Weighting:
- 50%: research project presented as a conference style paper, including a relevant literature review (due week 8)
- 15-25 references in the paper
- Deep learning: use when it will give you a better result
- No novelty required
- Possible projects:
- Automatic timecode/GPS coordinate extraction from dashcam/surveillance cameras?
- Censoring faces in real-time (except specific people)
- AR angry birds with finger dragging on table
- Automatically turning screen off when no one is looking at the screen
- Othello/chess state detection
- Russian flag replacement (with Ukraine)
- No-mask detection (stretch goal: if holding drink/food, they get a pass)
- Finger tracking for cursor movement (e.g. hand wet)
- Bread baking? Does rate at which bread rises drop near the end of the baking cycle
- Port/cable detection (e.g. USB-C, HDMI)
- Virtual touch bar: mirror on webcam to view keyboard area, add stickers and detect touch to change brightness
- Drink detection: detect when you take a drink, alert if you haven’t taken a sip in an hour
- Deep learning: feel free to use it where beneficial
- Classification: is there an x (and possibly a y or z) in the image or not?
- Object detection: where is the object in the image?
- Dense/semantic segmentation: recognizing what ‘object’ (e.g. sky) each pixel belongs to
- Instance segmentation: recognizing and locating multiple instances of an object
- Tracking: tracking the motion of objects
- 10%: class participation/presentations (presentations in final weeks of semester)
- 40%: final exam
Goal: to recognize objects and their motions.
Signal processing on 1D data; computer vision on 2D data.
Image processing on still images; computer vision on video and still images.
Difficulties
The sensory gap: gap between reality and what a recording of the scene can capture.

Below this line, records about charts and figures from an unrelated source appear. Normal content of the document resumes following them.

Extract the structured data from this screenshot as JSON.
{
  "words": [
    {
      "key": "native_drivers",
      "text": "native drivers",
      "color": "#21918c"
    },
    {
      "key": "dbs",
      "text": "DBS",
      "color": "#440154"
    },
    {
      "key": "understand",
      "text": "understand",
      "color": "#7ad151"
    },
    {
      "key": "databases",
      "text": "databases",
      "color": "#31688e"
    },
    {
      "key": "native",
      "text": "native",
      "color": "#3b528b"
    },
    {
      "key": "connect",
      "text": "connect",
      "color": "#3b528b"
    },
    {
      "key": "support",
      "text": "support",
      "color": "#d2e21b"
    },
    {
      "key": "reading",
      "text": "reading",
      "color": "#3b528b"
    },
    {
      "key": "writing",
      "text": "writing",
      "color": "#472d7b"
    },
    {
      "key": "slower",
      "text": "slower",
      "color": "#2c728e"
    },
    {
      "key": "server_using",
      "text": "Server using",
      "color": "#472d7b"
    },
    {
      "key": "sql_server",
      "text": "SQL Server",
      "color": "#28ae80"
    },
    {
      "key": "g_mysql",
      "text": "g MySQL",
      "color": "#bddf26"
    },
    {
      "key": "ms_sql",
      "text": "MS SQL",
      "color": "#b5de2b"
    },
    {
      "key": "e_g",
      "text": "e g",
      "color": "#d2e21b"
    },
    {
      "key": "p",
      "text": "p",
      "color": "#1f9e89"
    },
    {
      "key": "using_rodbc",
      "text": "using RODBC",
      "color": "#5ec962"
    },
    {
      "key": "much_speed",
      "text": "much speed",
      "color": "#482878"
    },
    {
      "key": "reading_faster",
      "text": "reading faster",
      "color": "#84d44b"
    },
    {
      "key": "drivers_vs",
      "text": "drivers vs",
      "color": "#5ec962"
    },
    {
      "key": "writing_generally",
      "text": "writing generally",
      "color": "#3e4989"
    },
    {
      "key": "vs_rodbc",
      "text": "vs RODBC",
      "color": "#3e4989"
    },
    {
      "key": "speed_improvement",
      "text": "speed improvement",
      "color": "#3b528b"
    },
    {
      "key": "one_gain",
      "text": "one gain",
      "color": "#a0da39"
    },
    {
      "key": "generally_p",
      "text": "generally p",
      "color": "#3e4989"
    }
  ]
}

The semantic gap: lack of contextual knowledge about a scene.
The human visual system is very good:
- ~50% of cerebral cortex used for vision
- Emualating the operation of human behaviours:
- Perception based on relative brightness (e.g. Checker shadow illusion)
- Logarithmic response to brightness
- Low-light performance (for passive systems)
Recovering 3D information
Several cues available:
- Motion
- Stereo (< 3m)
- Texture
- Shading
- Contours
Or actual depth hardware:
- Active stereo (IR - brightness limited for safety)
- Structured light: dot projection
- Time of flight
- RF-modulated
- Direct timing (LIDAR)
- Brightness not limited as eye exposure duration so short
Labs: Intel Realsense D435.
Processing
- Pre-processing: noise reduction, contrast etc.
- Low-level: color, boundary/edge, shape, texture detection
- High-level: object detection, determining spatial relationships, meanings
The higher-level the processing, the less generic and the more domain-specific knowledge is required.
Low-Level Image Processing:
- Image compression
- Noise reduction (while maximizing information kept)
- Edge extraction
- Contrast enhancement (only helps humans)
- Segmentation
- Thresholding
- Morphology
- Image restoration (e.g. deblurring using knowledge of speed of subject)
Approaches
- Build a simple model of the world; constrain the environment (e.g. fixed lighting environment)
- Focus on definite tasks with clear requirements
- Find provably good algorithms
- Try ideas based on theory
- Experiment on real world
- Solutions may not generalize to a more complex environment
- Update the model